A Call For a New MacCrate Report?
For Mr. Zack’s part, having the ABA take on a greater role in reforming legal education is not a new concept. One of the foremost contributors to legal education reform in the last twenty years is none other than former ABA President Robert MacCrate, who was later instrumental in creating the MacCrate Report and now serves as Senior Counsel at Sullivan & Cromwell. (Mr. MacCrate is being honored for his work at this week’s NYSBA reception in Toronto, scheduled to coincide with the ABA’s annual meeting.)

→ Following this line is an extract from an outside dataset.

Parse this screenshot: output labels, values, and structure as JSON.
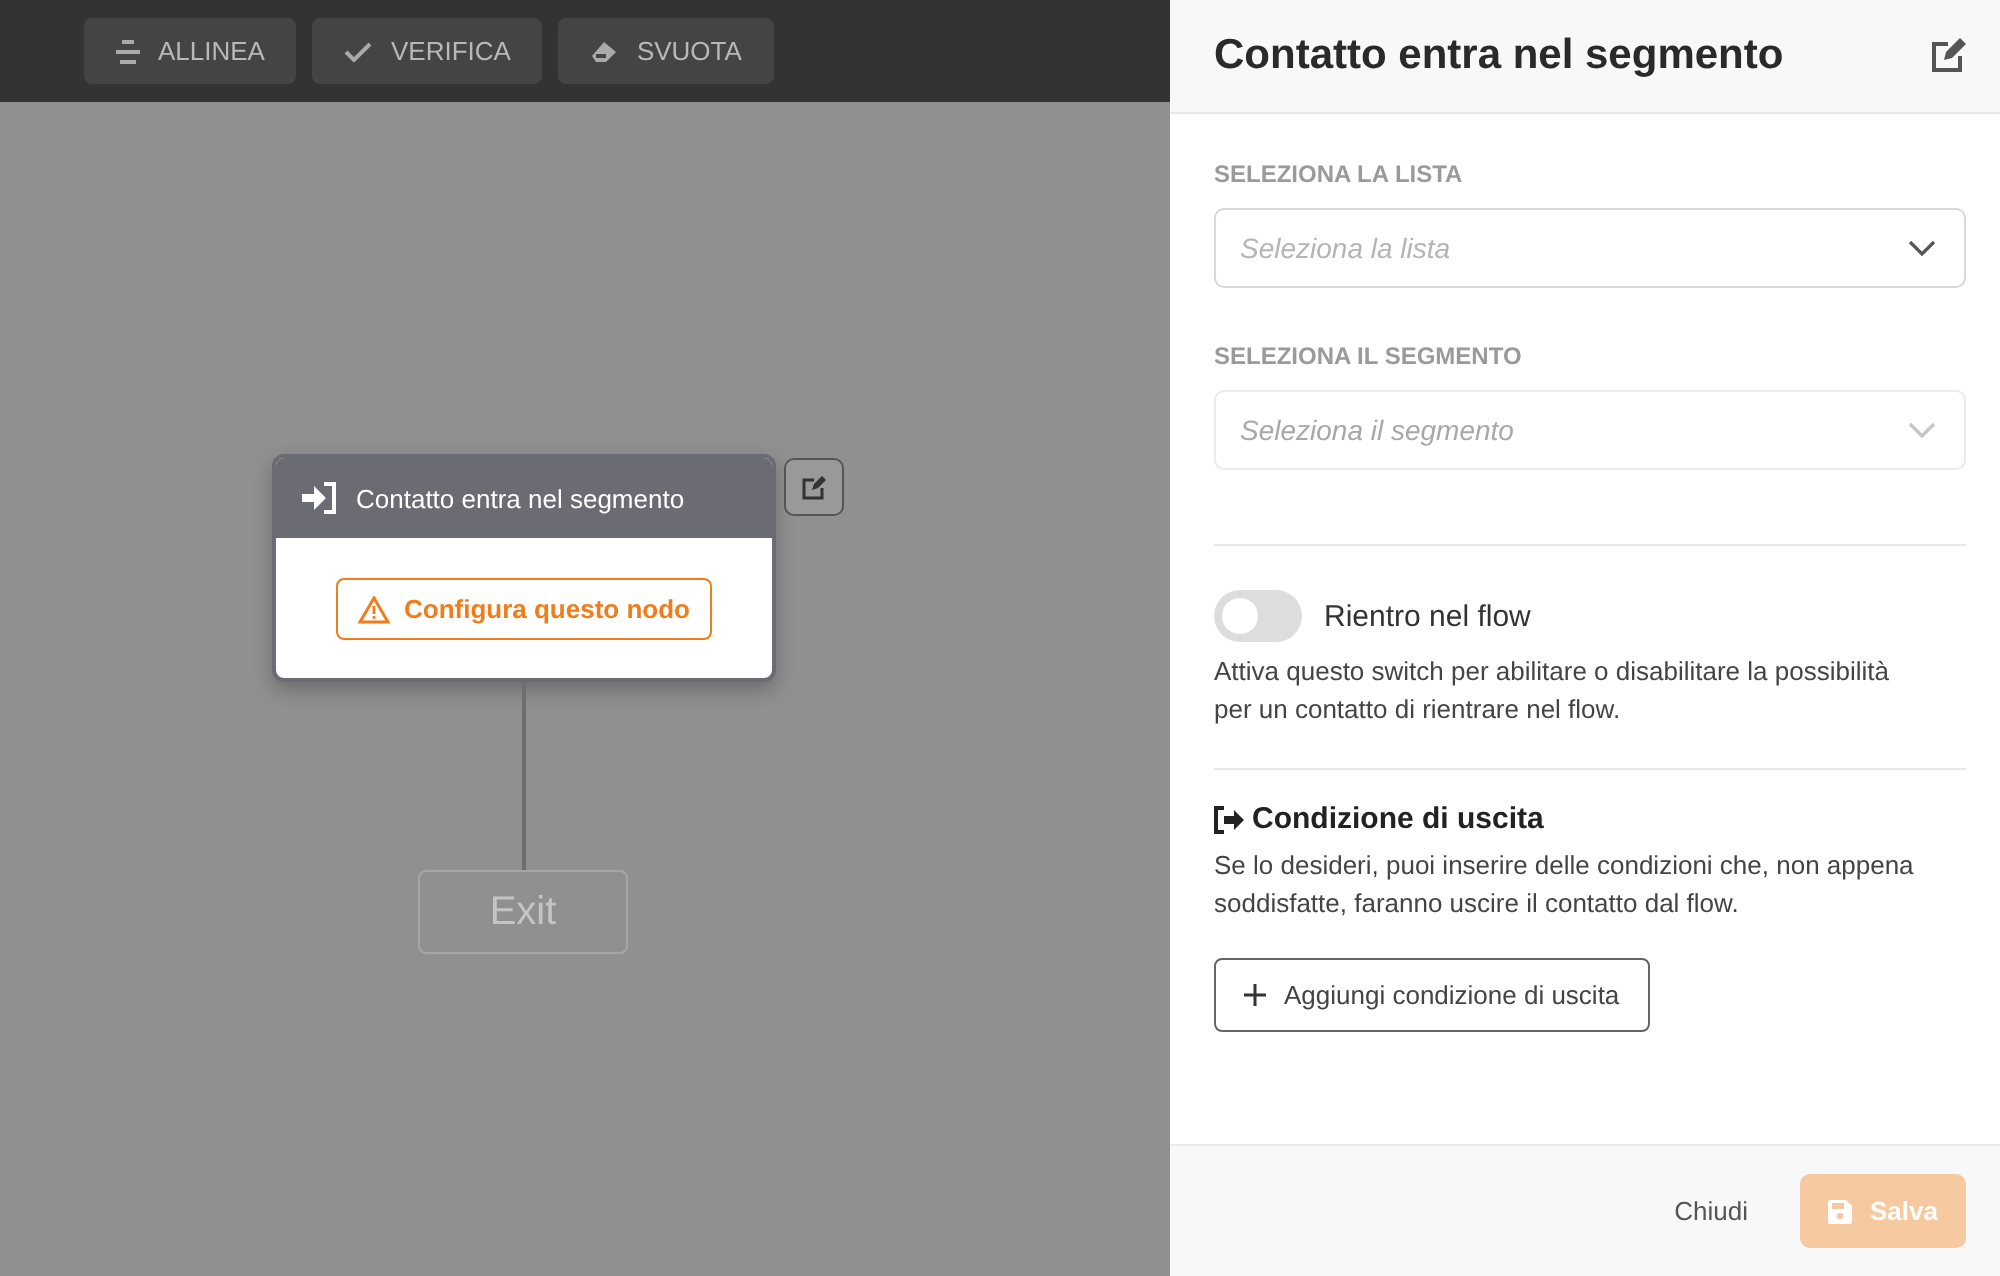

Is it time for another MacCrate Report, one that again grounds itself in consumer rights and the needs of the profession? Such a report could address many important issues: committee membership within the Section of Legal Education; the perceived lack of enforcement; and the advisability of developing new accreditation rules that prioritize cost reductions and efficiency, with an eye toward enabling law schools to reimagine the educational and professional services they offer. Many a law school dean has argued against rules that increase operating costs and prohibit flexibility in the educational model. Most problematic is the notion that while classroom instruction may be uniform across accredited programs and thus have about the same value, the quality of professional services and the job opportunities for students swing widely without a corresponding change in tuition. As Kimber Russell (formerly of Shilling Me Softly) explained:
The ABA accreditation standards require all law schools to operate, essentially, as “luxury models” despite the fact that students from lower-ranked schools have almost invariably never had the same opportunities afforded to graduates of the vaunted Top 14 schools as ranked by USNWR. What this means is that even the lowest-ranked ABA-accredited school with the very worst reputation will still cost most students the same in tuition as the Ivy League institutions.
The Standards Review Committee is already engaged in “outcome-based reform,” but much more will need to be addressed in the coming months.
If U.S. senators are concerned that professional ties are limiting the Section’s ability to regulate law schools nearly two decades after the Department of Justice filed suit, perhaps the ABA and the Section of Legal Education should be worried about what’s on the horizon. We expect that Senator Grassley will respond to the ABA and the Section of Legal Education with continued pressure, and that he and his colleagues will continue to shape the debate on law school transparency.